И как могло случиться, что Бахметьев не узнал Анастасию Равенскую сразу?
Красивые девушки не должны лежать с перерезанным горлом на осенней земле. Никто не должен, но красивые девушки — особенно. Тем более те, которые постоянно находятся в параллельной кинореальности, где все и всегда заканчивается хорошо.
Кто мог подумать, что без пяти минут звезда выкинет такой фортель?
— …Значит, актриса, — почти промурлыкал Ковешников.
— Уточнить этот факт не составит труда. Не думаю, что я ошибся.
— Актриса, актриса… Как, ты сказал, ее зовут?
— Анастасия Равенская.
— Не повезло ей. А нам еще больше. Если она и впрямь такая известная. Можешь представить, что сейчас начнется?.. Журналисты, заголовки, сортирные интервью, папарацци у тебя в постели. Депутатские запросы и дело на особый контроль. Шкуру начнут спускать уже вчера.
— Тебе-то что? — искренне удивился Бахметьев. — Первый раз, что ли, тебя на крюк подвешивают?
— Не нравится мне, что это кино. Опасная штука.
— Это почему еще?
Опять эта фирменная ковешниковская улыбочка, приводящая в движение шрам-уховертку. Шрам извивается всеми своими отростками, и желание смахнуть его с лица становится невыносимым. Бахметьев едва сдерживается. Едва справляется с накатившей невесть откуда тошнотой.
Приехали.
— Правды в нем не сыскать, Бахметьев. В этом проклятом кино. Все в нем иллюзия. Все — обман.
…К вечеру все должно быть разложено по полочкам. Систематизировано и каталогизировано. Имеющиеся факты сопоставлены, и выводы по ним сделаны. И предложены варианты решений. Смелые и неожиданные версии. Такие версии необходимы лишь для того, чтобы Ковешников отработал на них удары, избил в мясо и бросил подыхать. Причем даже не на ринге, сверкающем огнями, а в вонючей, пропахшей потом раздевалке. Большинство «соображений по делу», высказанных Бахметьевым, там и закончили свою недолгую жизнь — в раздевалке, всеми забытые, со сломанной челюстью и заплывшими от синяков глазами. Справедливости ради были и победы. Или, скажем, полупобеды вроде недолгого триумфа в одной восьмой финала. Но пояс победителя всегда получает Ковешников. Складировать эти пояса уже некуда. Учитывая процент раскрываемости, который демонстрирует фартовый сукин сын.

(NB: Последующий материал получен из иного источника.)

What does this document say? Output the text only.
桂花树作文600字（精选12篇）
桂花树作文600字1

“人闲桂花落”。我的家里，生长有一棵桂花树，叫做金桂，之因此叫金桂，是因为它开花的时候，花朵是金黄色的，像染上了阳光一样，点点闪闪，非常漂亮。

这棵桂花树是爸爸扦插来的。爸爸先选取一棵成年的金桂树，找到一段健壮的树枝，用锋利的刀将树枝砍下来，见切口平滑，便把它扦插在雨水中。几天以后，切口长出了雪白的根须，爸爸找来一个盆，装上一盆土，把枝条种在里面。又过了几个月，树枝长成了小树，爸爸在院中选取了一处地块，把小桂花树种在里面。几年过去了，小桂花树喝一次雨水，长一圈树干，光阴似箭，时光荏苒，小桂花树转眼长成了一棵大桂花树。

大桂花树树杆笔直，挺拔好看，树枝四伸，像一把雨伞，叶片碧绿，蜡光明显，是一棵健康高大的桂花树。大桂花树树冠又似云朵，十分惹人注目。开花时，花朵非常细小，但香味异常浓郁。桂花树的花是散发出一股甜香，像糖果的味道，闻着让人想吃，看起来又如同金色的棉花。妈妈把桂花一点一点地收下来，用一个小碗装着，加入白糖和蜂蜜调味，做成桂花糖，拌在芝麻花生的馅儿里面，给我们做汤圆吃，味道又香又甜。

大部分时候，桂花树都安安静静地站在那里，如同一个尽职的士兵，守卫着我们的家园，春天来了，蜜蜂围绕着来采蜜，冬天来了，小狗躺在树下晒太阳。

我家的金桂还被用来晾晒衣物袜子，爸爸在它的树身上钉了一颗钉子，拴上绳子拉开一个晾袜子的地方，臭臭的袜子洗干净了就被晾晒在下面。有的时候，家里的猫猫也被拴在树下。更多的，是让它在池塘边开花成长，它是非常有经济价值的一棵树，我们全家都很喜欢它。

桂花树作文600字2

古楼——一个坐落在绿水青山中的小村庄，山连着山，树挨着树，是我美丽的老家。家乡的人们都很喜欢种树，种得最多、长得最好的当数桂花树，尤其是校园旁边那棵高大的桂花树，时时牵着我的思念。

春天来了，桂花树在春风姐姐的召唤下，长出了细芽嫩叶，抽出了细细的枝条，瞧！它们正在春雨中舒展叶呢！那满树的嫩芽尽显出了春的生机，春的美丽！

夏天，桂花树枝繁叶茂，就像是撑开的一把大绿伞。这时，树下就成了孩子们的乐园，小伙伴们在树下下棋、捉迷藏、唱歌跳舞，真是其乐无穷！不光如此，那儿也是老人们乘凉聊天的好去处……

Единственное, что омрачает сдержанную ковешниковскую радость, — бумаги. Он вечно что-то составляет, заполняет и генерирует в рамках очередного дела. Нескончаемый бумажный поток приводит Ковешникова в неистовство. Затем градус неизбежно падает, и неистовство уступает место раздражению.
Тоже — не сахар.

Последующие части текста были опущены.